Ketika tubuh tidak dapat mengeliminasi urine, racun terbentuk dan memenuhi ginjal. Beberapa kanker dapat menghalangi mengalirnya urine, termasuk kanker prostat, kanker usus besar, kanker serviks, dan kanker kandung kemih. Kondisi lain yang dapat mengganggu urine dan menyebabkan gagal ginjal, antara lain:

  • Batu ginjal
  • Pembesaran prostat
  • Pembekuan darah
  • Kerusakan saraf yang mengontrol kandung kemih

Beberapa penyebab lainnya, yaitu:

  • Pembekuan darah disekitar ginjal
  • Infeksi
  • Racun yang berlebihan
  • Obat dan alkohol
  • Vaskulitis, peradangan pada pembuluh darah
  • Lupus, penyakit autoimun yang menyebabkan peradangan pada banyak organ tubuh
  • Glomerulonefritis, peradangan pada pembuluh darah kecil dari ginjal

Faktor Risiko

Gangguan ginjal akut selalu terjadi karena terkait dengan kondisi medis lain. Kondisi yang dapat meningkatkan risiko gangguan ginjal akut, antara lain:

  • Berada di rumah sakit, terutama untuk kondisi serius yang membutuhkan perawatan intensif
  • Berusia 65 tahun atau lebih
  • Pembekuan darah di lengan atau kaki
  • Diabetes
  • Tekanan darah tinggi
  • Gagal hati
  • Penyakit ginjal
  • Penyakit hati
  • Beberapa penyakit kanker dan pengobatannya
  • Infeksi berat atau sepsis

Diagnosis

Jika tanda dan gejala yang menunjukan bahwa seseorang mengalami gangguan ginjal akut, dokter akan merekomendasikan beberapa tes dan prosedur untuk memastikan diagnosa. Tes tersebut termasuk:

  • Mengukur pengeluaran urine. Mengukur seberapa banyak urine dalam 24 jam akan membantu dokter membantu penyebab gagal ginjal.
  • Urine. Analisa urine dapat memperlihatkan ketidaknormalan pada gangguan ginjal.
  • Kadar ureum dan kreatinin dapat digunakan untuk mengukur fungsi ginjal.
  • Pencitraan.

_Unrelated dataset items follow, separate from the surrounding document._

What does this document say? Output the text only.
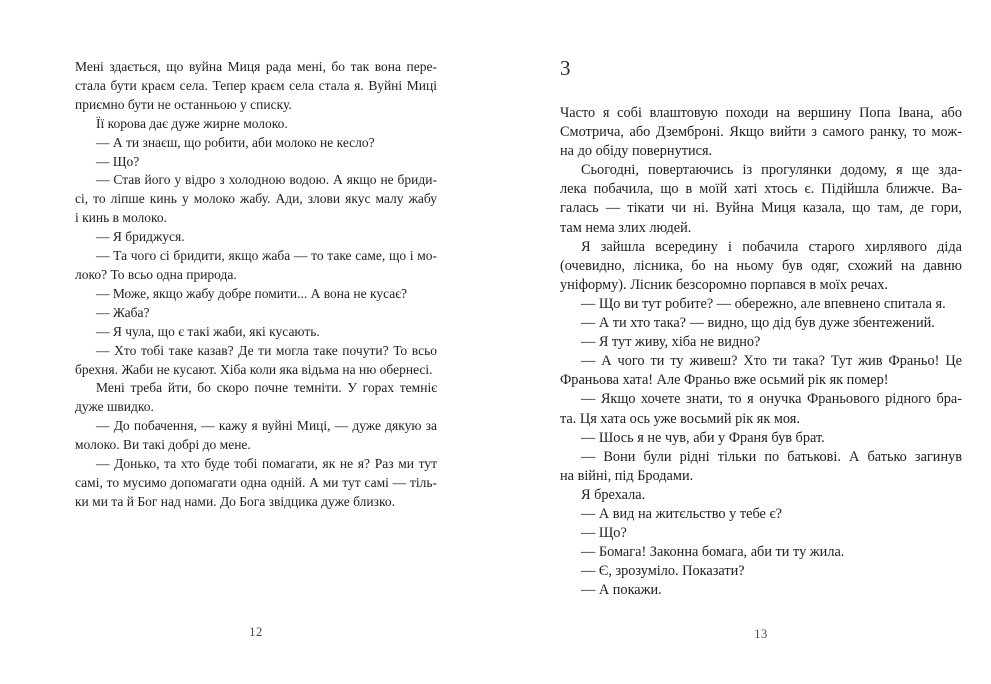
Мені здається, що вуйна Миця рада мені, бо так вона пере-
стала бути краєм села. Тепер краєм села стала я. Вуйні Миці
приємно бути не останньою у списку.
Її корова дає дуже жирне молоко.
— А ти знаєш, що робити, аби молоко не кесло?
— Що?
— Став його у відро з холодною водою. А якщо не бриди-
сі, то ліпше кинь у молоко жабу. Ади, злови якус малу жабу
і кинь в молоко.
— Я бриджуся.
— Та чого сі бридити, якщо жаба — то таке саме, що і мо-
локо? То всьо одна природа.
— Може, якщо жабу добре помити... А вона не кусає?
— Жаба?
— Я чула, що є такі жаби, які кусають.
— Хто тобі таке казав? Де ти могла таке почути? То всьо
брехня. Жаби не кусают. Хіба коли яка відьма на ню обернесі.
Мені треба йти, бо скоро почне темніти. У горах темніє
дуже швидко.
— До побачення, — кажу я вуйні Миці, — дуже дякую за
молоко. Ви такі добрі до мене.
— Донько, та хто буде тобі помагати, як не я? Раз ми тут
самі, то мусимо допомагати одна одній. А ми тут самі — тіль-
ки ми та й Бог над нами. До Бога звідцика дуже близко.
12
3
Часто я собі влаштовую походи на вершину Попа Івана, або
Смотрича, або Дземброні. Якщо вийти з самого ранку, то мож-
на до обіду повернутися.
Сьогодні, повертаючись із прогулянки додому, я ще зда-
лека побачила, що в моїй хаті хтось є. Підійшла ближче. Ва-
галась — тікати чи ні. Вуйна Миця казала, що там, де гори,
там нема злих людей.
Я зайшла всередину і побачила старого хирлявого діда
(очевидно, лісника, бо на ньому був одяг, схожий на давню
уніформу). Лісник безсоромно порпався в моїх речах.
— Що ви тут робите? — обережно, але впевнено спитала я.
— А ти хто така? — видно, що дід був дуже збентежений.
— Я тут живу, хіба не видно?
— А чого ти ту живеш? Хто ти така? Тут жив Франьо! Це
Франьова хата! Але Франьо вже осьмий рік як помер!
— Якщо хочете знати, то я онучка Франьового рідного бра-
та. Ця хата ось уже восьмий рік як моя.
— Шось я не чув, аби у Франя був брат.
— Вони були рідні тільки по батькові. А батько загинув
на війні, під Бродами.
Я брехала.
— А вид на житєльство у тебе є?
— Що?
— Бомага! Законна бомага, аби ти ту жила.
— Є, зрозуміло. Показати?
— А покажи.
13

Ultrasound dan CT-scan dapat digunakan untuk mengamati ginjal penderita.
  • Biopsi jaringan ginjal. Jika diperlukan, dokter akan merekomendasikan biopsi ginjal untuk mengambil sebagian kecil dari ginjal untuk diperiksa.

Pengobatan

Ada beberapa pengobatan untuk gagal ginjal (gangguan ginjal). Jenis pengobatan yang dibutuhkan tergantung kepada kondisi gagal ginjal penderita. Pada kondisi yang berlanjut menjadi gagal ginjal kronis, dokter akan memberikan saran pengobatan seperti:

  • Dialisis
    Dialisis menyaring dan membersihkan darah menggunakan mesin. Mesin tersebut menggantikan fungsi dari ginjal. Penderita harus mengikuti diet rendah garam dan potasium. Dialisis tidak menyembuhkan gagal ginjal, tapi akan memperpanjang hidup penderita jika penderita teratur menjalani perawatan ini.
  • Transplantasi Ginjal
    Transplantasi ginjal biasanya harus menunggu lama untuk menerima pendonor yang memiliki kecocokan dengan tubuh penderita. Jika penderita memiliki pendonor langsung, proses akan berjalan lebih cepat. Kelebihan dari transplantasi ginjal adalah ginjal baru dapat bekerja dengan baik dan dialisis tidak diperlukan lagi. Kekurangannya, penderita harus meminum obat untuk mencegah reaksi penolakan donor sesudah operasi. Obat ini memiliki efek samping yang beberapa bersifat serius dan  transplantasi ini juga tidak selalu berhasil.

Pencegahan

Ada beberapa tahap yang dapat dilakukan untuk mengurangi risiko gagal ginjal. Mengonsumsi dosis obat yang terlalu tinggi dapat menyebabkan kadar racun yang tinggi dalam jumlah waktu singkat. Ikutlah saran dokter dan selalu konsumsi obat yang diresepkan dan tetap hidup sehat.

Informasi Dokter

Kapan Harus Berkonsultasi dengan Dokter?

Temui dokter secepatnya jika memiliki tanda atau gejala gagal ginjal akut. Sebelum berkunjung, Anda dapat menyiapkan beberapa pertanyaan yang bisa diajukan kepada dokter sebagai berikut:

  • Apa yang menyebabkan gejala tersebut terjadi?
  • Apakah ginjal berhenti bekerja? Apa yang menyebabkan gangguan ginjal?
  • Tes apa yang perlu dilakukan?
  • Pilihan pengobatan apa yang dapat dipilih dan apa risikonya?
  • Apakah saya harus pergi ke rumah sakit?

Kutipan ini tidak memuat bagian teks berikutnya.